Mesenchymal Stem Cells From a Hypoxic Culture Improve and Engraft Achilles Tendon Repair

Abstract

Background: Bone marrow–derived mesenchymal stem cells (MSCs) from humans cultured under hypoxic conditions increase bone healing capacity. Hypothesis: Rat MSCs cultured under hypoxic conditions increase the tendon healing potential after transplantation into injured Achilles tendons. Study Design: Controlled laboratory study. Methods: Biomechanical testing, histological analysis, and bromodeoxyuridine (BrdU) labeling/collagen immunohistochemistry were performed to demonstrate that augmentation of an Achilles tendon rupture site with hypoxic MSCs increases healing capacity compared with normoxic MSCs and controls. Fifty Sprague-Dawley rats were used for the experiments, with 2 rats as the source of bone marrow MSCs. The cut Achilles tendons in the rats were equally divided into 3 groups: hypoxic MSC, normoxic MSC, and nontreated (vehicle control). The uncut tendons served as normal uncut controls. Outcome measures included mechanical testing in 24 rats, histological analysis, and BrdU labeling/collagen immunohistochemistry in another 24 rats.

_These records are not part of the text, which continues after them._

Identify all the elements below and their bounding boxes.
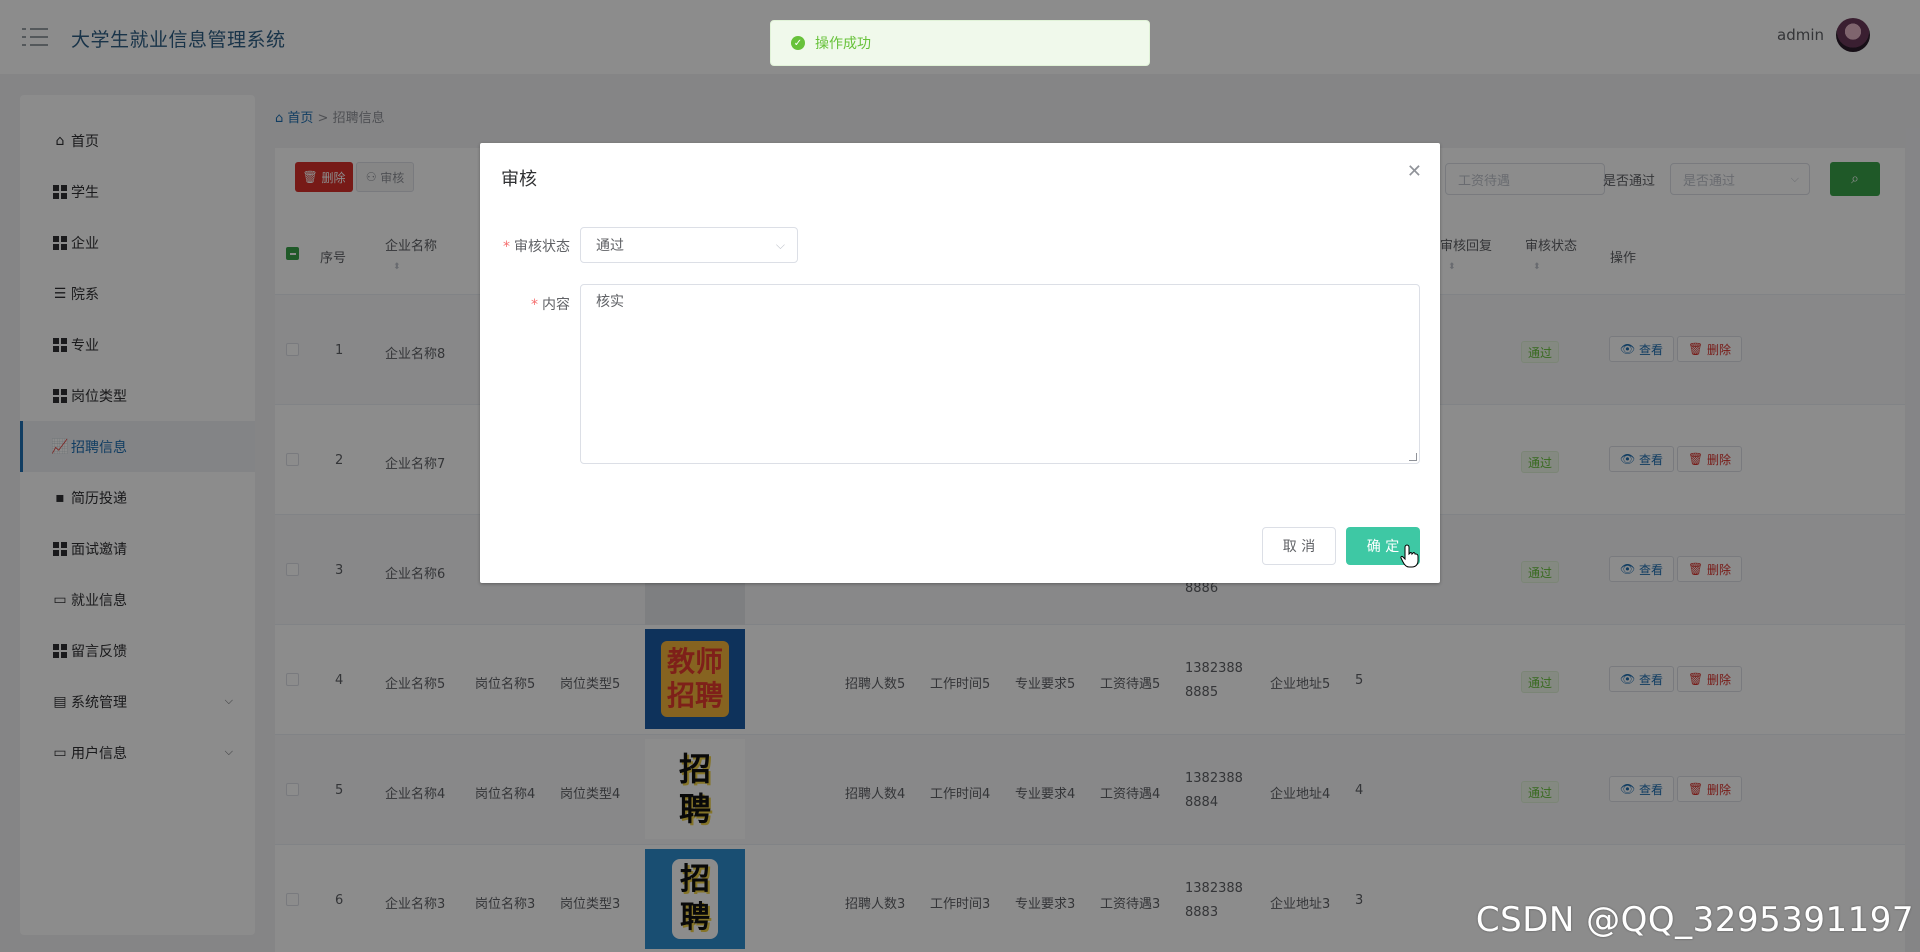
content-textarea[interactable]: 核实 xyxy=(580,284,1420,464)
success-toast: ✓ 操作成功 xyxy=(770,20,1150,66)
dialog-title: 审核 xyxy=(501,169,537,190)
hand-cursor-icon xyxy=(1400,544,1419,568)
close-icon[interactable]: ✕ xyxy=(1407,161,1422,182)
check-circle-icon: ✓ xyxy=(791,36,805,50)
resize-handle-icon[interactable] xyxy=(1409,453,1417,461)
content-field-label: * 内容 xyxy=(531,297,570,313)
audit-dialog: 审核 ✕ * 审核状态 通过 ⌵ * 内容 核实 取 消 确 定 xyxy=(480,143,1440,583)
chevron-down-icon: ⌵ xyxy=(775,238,785,252)
watermark: CSDN @QQ_3295391197 xyxy=(1475,900,1914,940)
cancel-button[interactable]: 取 消 xyxy=(1262,527,1336,565)
audit-status-value: 通过 xyxy=(596,238,624,254)
toast-message: 操作成功 xyxy=(815,36,871,52)
status-field-label: * 审核状态 xyxy=(503,239,570,255)
content-text: 核实 xyxy=(596,294,624,310)
audit-status-select[interactable]: 通过 ⌵ xyxy=(580,227,798,263)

Results: The ultimate failure load in the hypoxic MSC group was significantly greater than that in the nontreated or normoxic MSC group at 2 weeks after incision (2.1 N/mm2 vs 1.1 N/mm2 or 1.9 N/mm2, respectively) and at 4 weeks after incision (5.5 N/mm2 vs 1.7 N/mm2 or 2.7 N/mm2, respectively). The ultimate failure load in the hypoxic MSC group at 4 weeks after incision (5.5 N/mm2) was close to but still significantly less than that of the uncut tendon (7.2 N/mm2). Histological analysis as determined by the semiquantitative Bonar histopathological grading scale revealed that the hypoxic MSC group underwent a significant improvement in Achilles tendon healing both at 2 and 4 weeks when compared with the nontreated or normoxic MSC group via statistical analysis. Immunohistochemistry further demonstrated that the hypoxic and normoxic MSC groups had stronger immunostaining for type I and type III collagen than did the nontreated group both at 2 and 4 weeks after incision. Moreover, BrdU labeling of MSCs before injection further determined the incorporation and retention of transplanted cells at the rupture site. Conclusion: Transplantation of hypoxic MSCs may be a better and more readily available treatment than normoxic MSCs for Achilles tendon ruptures. Clinical Relevance: The present study provides evidence that transplantation of hypoxic MSCs may be a promising therapy for the treatment of Achilles tendon ruptures.